Skylanders Imaginators

Just in case you don’t use Amiibo enough, Skylanders are here to get you to buy more figures! A starter pack will be in retail that offers two figures, the game card, and a portal for use with the figures. For the uninitiated, Skylanders is a combination action and platforming game that has a pretty loyal fanbase. Also, this version adds in a Crash Bandicoot cameo and allows players to make their own Skylanders. The Starter pack will roll you back $60.

Super Bomberman R

Super Bomberman R is the return of the Bomberman series after an absence of seven years. In this edition, up to 8 players can compete and cooperate towards laying bombs down in order to progress through levels. Some previews have painted the picture that the game is a tad clunky, but of the launch lineup, this may be the most accessible multiplayer game around. Further, expect this to be a general pallet cleanser compared to the monstrous size of Breath of the WildSuper Bomberman R will set you back by $50 in physical form or digitally.

I Am Setsuna

I Am Setsuna is an RPG made in the SNES-era fashion, and has it’s roots deep into the classic title Chrono Trigger. When Setsuna is selected as a sacrifice to appease demons, what should be the end of her life turns out to be the beginning of a true test. I Am Setsuna takes plenty from classic RPGs including passive bonuses, and a combat system almost taken from Chrono Trigger itself. I Am Setsuna and it’s classic RPG experience will run you $40 as a digital download.

Shovel Knight

Shovel Knight already was on the Wii U, but it will be coming to the Switch on launch day with every piece of DLC in tow in Shovel Knight: Treasure Trove. In Shovel Knight, you guide the titular character through an 8-bit adventure on a quest to rescue his beloved from the clutches of the Order of No Quarter. Shovel Knight: Treasure Trove also boasts up to 4-person multiplayer, and 3 additional campaigns involving different characters and abilities. Lastly, a new mode of play will allow you to alter the body and pronouns of each playable character. Meaning, if you want, your Shovel Knight can have the appearance of a woman but be referred to with he/him/his pronouns. Shovel Knight: Treasure Trove will be a $25 digital download.
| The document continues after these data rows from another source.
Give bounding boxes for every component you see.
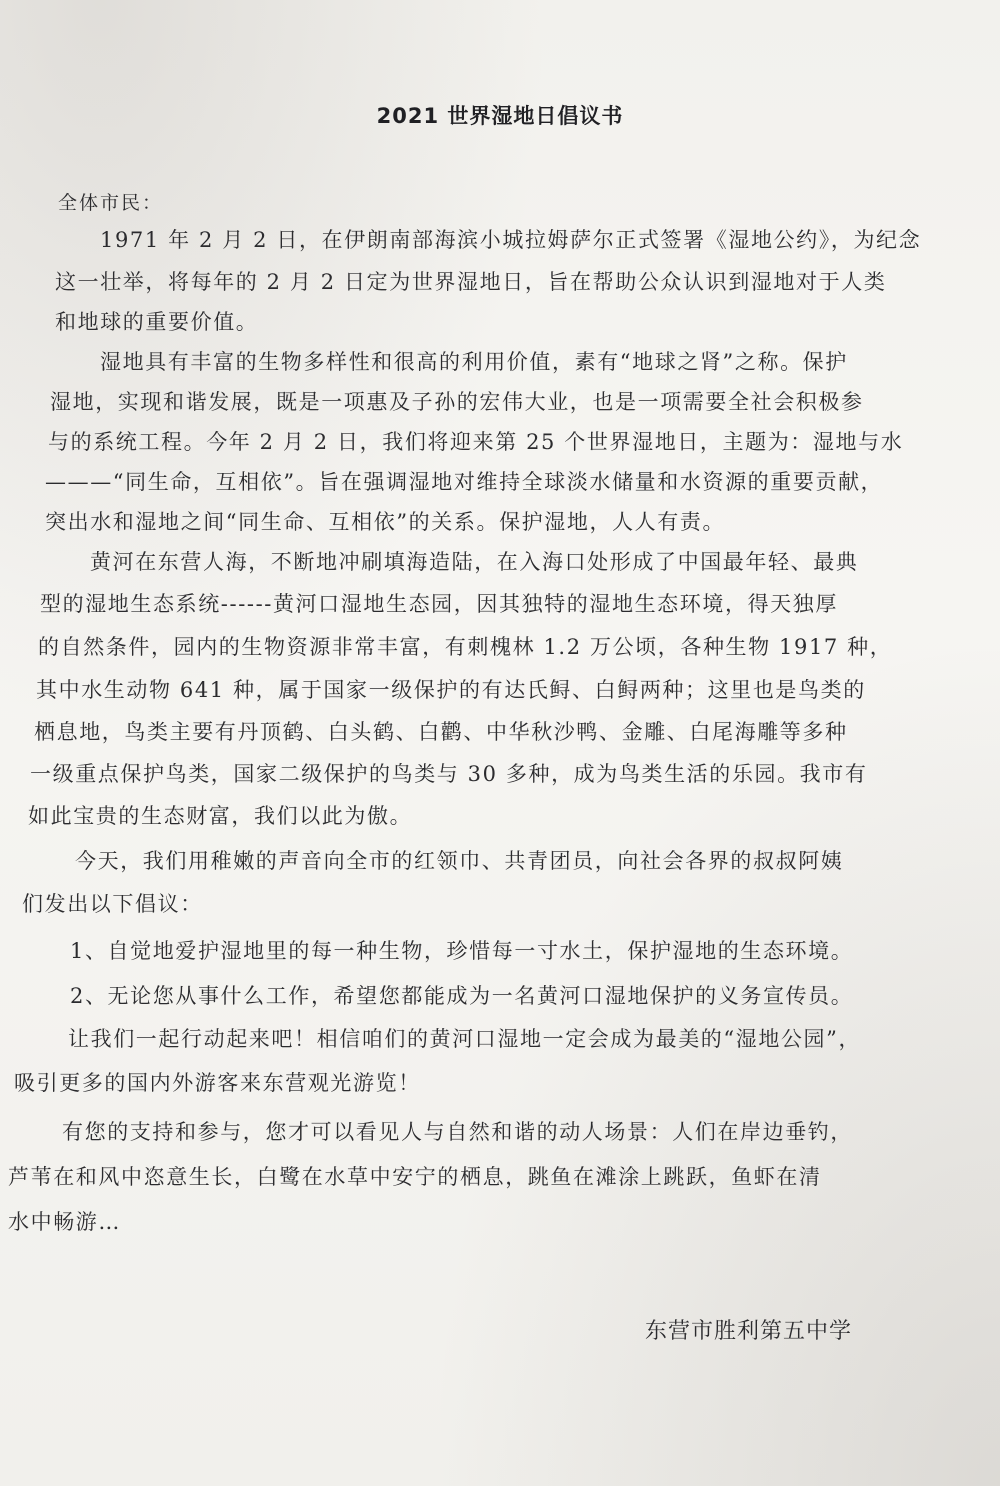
body-line: 一级重点保护鸟类，国家二级保护的鸟类与 30 多种，成为鸟类生活的乐园。我市有	[30, 762, 868, 786]
body-line: 型的湿地生态系统------黄河口湿地生态园，因其独特的湿地生态环境，得天独厚	[40, 592, 838, 616]
document-title: 2021 世界湿地日倡议书	[376, 104, 624, 128]
body-line: 水中畅游…	[8, 1210, 121, 1234]
body-line: 今天，我们用稚嫩的声音向全市的红领巾、共青团员，向社会各界的叔叔阿姨	[75, 849, 844, 873]
body-line: 1971 年 2 月 2 日，在伊朗南部海滨小城拉姆萨尔正式签署《湿地公约》，为纪念	[100, 228, 922, 252]
body-line: 这一壮举，将每年的 2 月 2 日定为世界湿地日，旨在帮助公众认识到湿地对于人类	[55, 270, 887, 294]
proposal-item: 2、无论您从事什么工作，希望您都能成为一名黄河口湿地保护的义务宣传员。	[70, 984, 854, 1008]
body-line: 芦苇在和风中恣意生长，白鹭在水草中安宁的栖息，跳鱼在滩涂上跳跃，鱼虾在清	[8, 1165, 822, 1189]
body-line: 有您的支持和参与，您才可以看见人与自然和谐的动人场景：人们在岸边垂钓，	[62, 1120, 853, 1144]
body-line: 与的系统工程。今年 2 月 2 日，我们将迎来第 25 个世界湿地日，主题为：湿地与水	[48, 430, 904, 454]
body-line: 突出水和湿地之间“同生命、互相依”的关系。保护湿地，人人有责。	[45, 510, 726, 534]
body-line: 们发出以下倡议：	[22, 892, 203, 916]
body-line: 黄河在东营人海，不断地冲刷填海造陆，在入海口处形成了中国最年轻、最典	[90, 550, 859, 574]
body-line: 和地球的重要价值。	[55, 310, 259, 334]
salutation: 全体市民：	[58, 192, 164, 214]
body-line: ———“同生命，互相依”。旨在强调湿地对维持全球淡水储量和水资源的重要贡献，	[45, 470, 884, 494]
body-line: 湿地具有丰富的生物多样性和很高的利用价值，素有“地球之肾”之称。保护	[100, 350, 848, 374]
proposal-item: 1、自觉地爱护湿地里的每一种生物，珍惜每一寸水土，保护湿地的生态环境。	[70, 939, 854, 963]
body-line: 让我们一起行动起来吧！相信咱们的黄河口湿地一定会成为最美的“湿地公园”，	[68, 1027, 862, 1051]
body-line: 的自然条件，园内的生物资源非常丰富，有刺槐林 1.2 万公顷，各种生物 1917 种，	[38, 635, 893, 659]
signature: 东营市胜利第五中学	[645, 1319, 853, 1344]
body-line: 吸引更多的国内外游客来东营观光游览！	[14, 1071, 421, 1095]
body-line: 如此宝贵的生态财富，我们以此为傲。	[28, 804, 413, 828]
body-line: 其中水生动物 641 种，属于国家一级保护的有达氏鲟、白鲟两种；这里也是鸟类的	[36, 678, 866, 702]
body-line: 栖息地，鸟类主要有丹顶鹤、白头鹤、白鹳、中华秋沙鸭、金雕、白尾海雕等多种	[34, 720, 848, 744]
body-line: 湿地，实现和谐发展，既是一项惠及子孙的宏伟大业，也是一项需要全社会积极参	[50, 390, 864, 414]
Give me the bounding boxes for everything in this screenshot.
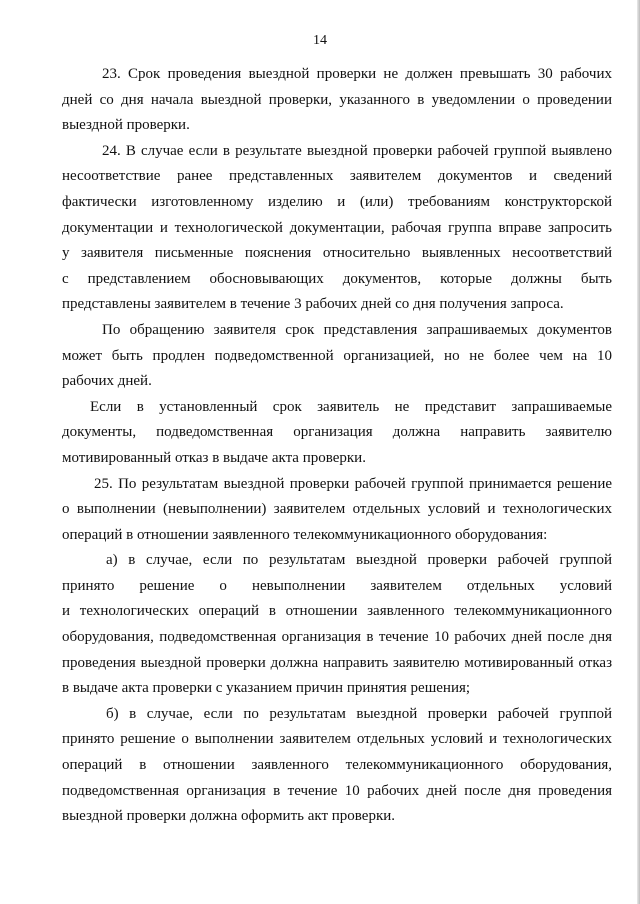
- text-line: в выдаче акта проверки с указанием причин принятия решения;: [62, 680, 471, 697]
- text-line: выездной проверки.: [62, 117, 190, 134]
- text-line: оборудования, подведомственная организация в течение 10 рабочих дней после дня: [62, 629, 612, 646]
- text-line: и технологических операций в отношении заявленного телекоммуникационного: [62, 603, 612, 620]
- paragraph-24: [62, 139, 612, 318]
- text-line: может быть продлен подведомственной организацией, но не более чем на 10: [62, 347, 612, 364]
- text-line: 25. По результатам выездной проверки рабочей группой принимается решение: [94, 475, 612, 492]
- text-line: несоответствие ранее представленных заявителем документов и сведений: [62, 168, 612, 185]
- text-line: По обращению заявителя срок представления запрашиваемых документов: [102, 321, 612, 338]
- text-line: Если в установленный срок заявитель не представит запрашиваемые: [90, 398, 612, 415]
- text-line: документы, подведомственная организация должна направить заявителю: [62, 424, 612, 441]
- text-line: 23. Срок проведения выездной проверки не должен превышать 30 рабочих: [102, 66, 612, 82]
- text-line: принято решение о выполнении заявителем отдельных условий и технологических: [62, 731, 612, 748]
- text-line: дней со дня начала выездной проверки, указанного в уведомлении о проведении: [62, 91, 612, 108]
- page-number: 14: [313, 33, 327, 48]
- text-line: операций в отношении заявленного телекоммуникационного оборудования,: [62, 757, 612, 774]
- text-line: принято решение о невыполнении заявителем отдельных условий: [62, 577, 612, 594]
- text-line: о выполнении (невыполнении) заявителем отдельных условий и технологических: [62, 501, 612, 518]
- text-line: 24. В случае если в результате выездной проверки рабочей группой выявлено: [102, 142, 612, 159]
- paragraph-24-refusal: [62, 395, 612, 472]
- text-line: фактически изготовленному изделию и (или) требованиям конструкторской: [62, 193, 612, 210]
- text-line: операций в отношении заявленного телекоммуникационного оборудования:: [62, 526, 548, 543]
- text-line: у заявителя письменные пояснения относительно выявленных несоответствий: [62, 245, 612, 262]
- text-line: б) в случае, если по результатам выездной проверки рабочей группой: [106, 705, 612, 722]
- text-line: рабочих дней.: [62, 373, 152, 390]
- text-line: представлены заявителем в течение 3 рабочих дней со дня получения запроса.: [62, 296, 564, 313]
- paragraph-25-a: [62, 548, 612, 702]
- text-line: мотивированный отказ в выдаче акта проверки.: [62, 449, 366, 466]
- text-line: проведения выездной проверки должна направить заявителю мотивированный отказ: [62, 654, 612, 671]
- text-line: документации и технологической документации, рабочая группа вправе запросить: [62, 219, 612, 236]
- document-body: [62, 62, 612, 830]
- paragraph-25: [62, 472, 612, 549]
- text-line: а) в случае, если по результатам выездной проверки рабочей группой: [106, 552, 612, 569]
- text-line: выездной проверки должна оформить акт проверки.: [62, 808, 396, 825]
- text-line: подведомственная организация в течение 10 рабочих дней после дня проведения: [62, 782, 612, 799]
- text-line: с представлением обосновывающих документов, которые должны быть: [62, 270, 612, 287]
- paragraph-25-b: [62, 702, 612, 830]
- paragraph-24-extension: [62, 318, 612, 395]
- paragraph-23: [62, 62, 612, 139]
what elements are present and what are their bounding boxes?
There you have it, the nine titles confirmed to be launching on March 3rd alongside the Nintendo Switch. There’s plenty of other titles coming soon like World of GooMr. ShiftyMario Kart 8 Deluxe, and Stardew Valley, plus more games are coming every week for this brand new system. What will you plan on grabbing? I’ll hope to see you back here to see my thoughts on two of the titles, Super Bomberman R and The Legend of Zelda: Breath of the Wild.